The spatial resolution with which HM interface 110 can distinguish different geometric shapes of vocal tract 104 depends on the number of microphones 118 and their frequency characteristics, the characteristic frequencies and bandwidth of the excitation signal applied to the vocal tract by speaker 116, and the bandwidth of the recorded signal. Any possible command ambiguities due to the imprecise control of the geometric shape of vocal tract 104 by operator 102 and/or inadequate spatial resolution achieved by HM interface 110 can be resolved, e.g., by providing some form of feedback to the operator. In one embodiment, HM interface 110 is configured to provide an audio-feedback signal to operator 102 via an earpiece 132. Various visual forms of feedback are also contemplated, e.g., using a display screen 134. Based on the feedback signal(s), operator 102 can make a vocal-tract adjustment to enable HM interface 110 to unambiguously interpret the corresponding impulse-response features.
FIGS. 2A-2B show front and back views, respectively, of a sensor assembly 200 that can be used in HM interface 110 (FIG. 1) according to one embodiment of the invention. More specifically, when operator 102 wears sensor assembly 200, the front view shown in FIG. 2A corresponds to the frontal full-face view. The back view shown in FIG. 2B corresponds to a view from the interior of the operator's mouth.
Sensor assembly 200 comprises a mouthpiece 210 that can be similar in shape to a conventional mouthguard, e.g., a protective device for the mouth that covers the teeth and sometimes gums to prevent or reduce injury in contact sports or as part of certain dental procedures, such as tooth bleaching. Mouthpiece 210 is horseshoe-shaped and has an upper groove 212 a and a lower groove 212 b configured to accommodate the upper and lower arches of teeth, respectively.

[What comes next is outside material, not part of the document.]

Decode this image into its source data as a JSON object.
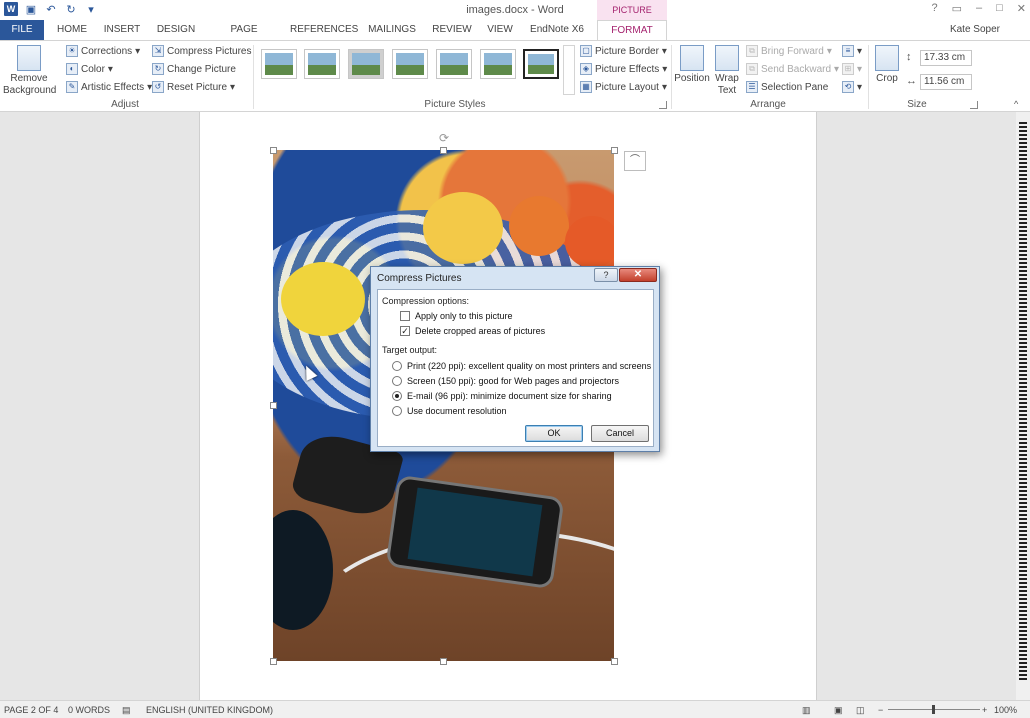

In various embodiments, mouthpiece 210 can be manufactured to have a relatively loosely accommodating shape that can fit the mouths of most operators or, alternatively, can be custom-molded to fit very closely to the teeth and gums of the particular operator 102. When worn by operator 102, mouthpiece 210 locks the operator's mandible and maxilla with respect to one another, which eliminates some degrees of freedom in vocal tract 104. The latter can be beneficial, e.g., for improving signal reproducibility and simplifying the concomitant signal processing implemented in processor 124.
In a representative embodiment, mouthpiece 210 has an approximately symmetric U shape characterized by two planes of approximate symmetry, both of which planes are orthogonal to the plane of FIG. 2. A first approximate-symmetry plane 202 is orthogonal to the plane of the U. A second approximate-symmetry plane 204 is parallel to the plane of the U.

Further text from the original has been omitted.